Saturday by Ian McEwan
I loved Amsterdam, I adored Atonement, and Saturday is ok.
I read for entertainment. I read to get lost in a world. I like confrontation, I like movement. I don't read to improve myself. If I learn something, if become wiser, if I am a better person for having read a book, that's just a thrown in bonus. I read because I like reading, because I like to get lost, because I enjoy being entertained. And my entertainment can come in many different ways. There was a period in my life when I loved science fiction, there was a time when I read dwarves and elves, I went through an historical phase, I've even hit the biography section hard. But, in every case, I read because I want to turn the next page.
There are moments in Saturday that made me groan, mentally and physically. I just didn't want to read the next three pages. Mr McEwan is a very good writer. He researches his work well, he leaves no stone unturned. At one point, in Atonement, he describes the same scene three different ways. In Saturday he takes six pages to describe a squash game. Three pages to describe the protagonist's feelings about his car. At one point, the hero of the story stops at a traffic light and glances across at a mute television that sits in a shop window. The face on the screen is Tony Blair's. The shot on the screen moves towards Mr. Blair's lips and suddenly the reader is plunged into the research done on how to tell if someone is lying. This then leads to a story about a chance encounter with Mr. Blair. The aside last four pages. Now, normally I can read through aisides (or purple patches) if there is some sort of pay-off at the end. The payoff in Atonement is immense. Amsterdam's is awesome. Saturday's is...ok.
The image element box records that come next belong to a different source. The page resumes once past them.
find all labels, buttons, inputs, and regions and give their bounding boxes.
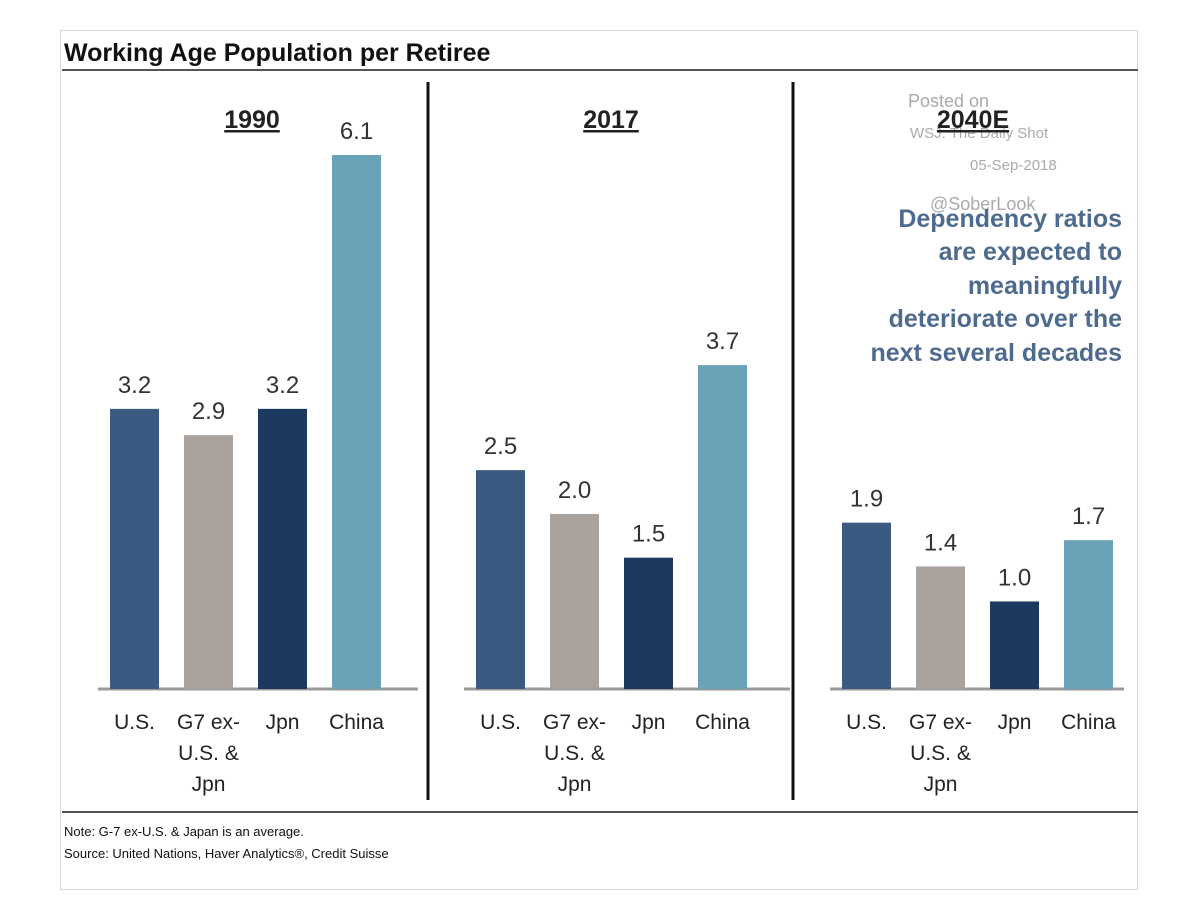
category-label: U.S. & [544,742,605,765]
category-label: Jpn [192,773,226,796]
category-label: U.S. & [910,742,971,765]
category-label: China [329,711,384,734]
category-label: G7 ex- [909,711,972,734]
annotation: Dependency ratios are expected to meanin… [870,205,1122,367]
category-label: G7 ex- [177,711,240,734]
period-label: 2017 [583,106,639,134]
category-label: Jpn [924,773,958,796]
watermark-line: WSJ: The Daily Shot [910,125,1049,142]
bar [1064,540,1113,689]
bar [184,435,233,689]
annotation-line: are expected to [939,238,1122,266]
bar [916,566,965,689]
annotation-line: next several decades [870,339,1122,367]
category-label: China [695,711,750,734]
category-label: Jpn [632,711,666,734]
data-label: 1.0 [998,564,1031,591]
category-label: Jpn [558,773,592,796]
category-label: U.S. & [178,742,239,765]
category-label: Jpn [998,711,1032,734]
bar [698,365,747,689]
footnote-source: Source: United Nations, Haver Analytics®… [64,846,389,861]
bar [258,408,307,689]
annotation-line: meaningfully [968,272,1122,300]
category-label: G7 ex- [543,711,606,734]
watermark-line: Posted on [908,91,989,111]
data-label: 6.1 [340,118,373,145]
bar [550,513,599,689]
panel-2017: 2017 2.5 U.S. 2.0 G7 ex- U.S. & Jpn 1.5 Jpn 3.7 Ch… [464,106,790,796]
watermark-line: @SoberLook [930,194,1036,214]
annotation-line: deteriorate over the [889,305,1123,333]
annotation-line: Dependency ratios [898,205,1122,233]
chart-frame [60,30,1138,890]
footnote-note: Note: G-7 ex-U.S. & Japan is an average. [64,824,304,839]
data-label: 1.4 [924,529,957,556]
category-label: Jpn [266,711,300,734]
data-label: 2.9 [192,398,225,425]
bar-panels: 1990 3.2 U.S. 2.9 G7 ex- U.S. & Jpn 3.2 Jpn 6.1 Ch… [98,106,1124,796]
bar [332,155,381,689]
period-label: 1990 [224,106,280,134]
category-label: China [1061,711,1116,734]
data-label: 1.9 [850,486,883,513]
category-label: U.S. [480,711,521,734]
bar [110,408,159,689]
watermark-line: 05-Sep-2018 [970,157,1057,174]
bar [476,470,525,689]
data-label: 1.7 [1072,503,1105,530]
bar [842,522,891,689]
data-label: 3.2 [266,372,299,399]
bar [624,557,673,689]
data-label: 2.0 [558,477,591,504]
period-label: 2040E [937,106,1009,134]
category-label: U.S. [846,711,887,734]
data-label: 2.5 [484,433,517,460]
category-label: U.S. [114,711,155,734]
watermark: Posted on WSJ: The Daily Shot 05-Sep-201… [908,91,1057,214]
data-label: 1.5 [632,521,665,548]
bar [990,601,1039,689]
panel-1990: 1990 3.2 U.S. 2.9 G7 ex- U.S. & Jpn 3.2 Jpn 6.1 Ch… [98,106,418,796]
data-label: 3.7 [706,328,739,355]
data-label: 3.2 [118,372,151,399]
panel-2040E: 2040E 1.9 U.S. 1.4 G7 ex- U.S. & Jpn 1.0 Jpn 1.7 C… [830,106,1124,796]
chart-title: Working Age Population per Retiree [64,39,491,67]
I've read it. I finished it. I'm glad that I've read it but I won't recommend it. Read Atonement.
(You're gonna hate me for this)I must disagree with you on "Atonement." I found it long, boring, and in many places cliche. I think it's time to see a different spin on un-requited love. In the film/screen version, I actually had to turn on subtitles as Keira Knightley's quick bursts of speech made it impossible for me to bloody understand what in hell she was saying. Also in the film version, on the soundtrack, the dramatic music with the typewriter key strokes on beat was quite innovative the first time, but the last 258 times got a bit boring. But this is the beauty of art, isn't it? How it appeals to some, doesn't to others?
On another note, Isee you're reading Sedaris' new one. Might we get a review on that one when you're finished? Thanks.
Posted by: (S)wine | 13 July 2008 at 04:42 AM
Nope, no hatred here :^)
I liked it, you didn't - fair enough. However, I think I hated the film more than you :^p I can't remember anything about it at all, having purged it from my brain.
The Sedaris book is sat beside my bed. I am dipping into it, reading the odd chapter if I get bored with the book I'm reading. A review will follow when it is finished.
Posted by: will | 13 July 2008 at 09:09 AM
I wasn't mad about Saturday either, it wasn't bad but it was all a bit... plodding I suppose. I thought it could have made a decent short story, but I didn't have any interest in the dull minutae of someone else's day, however clever the idea of telling the story that way might (or might not) be. Plus I thought the ending was ridiculous.
Saturday was the first Ian McEwan book I have read, but it didn't leave me with any enthusiasm to read any more, so it might just be the last as well.
Posted by: Three-Legged-Cat | 13 July 2008 at 12:51 PM
Nooooo - McEwan is an unstable genius who can't write endings. Don't take one book by him to be representative of the others, and it's generally better to stop at the penultimate chapter and imagine your own ending. Patchy though he is - and he can be awful - he is a genius, and can write some amazing books. Don't take one as representative, please!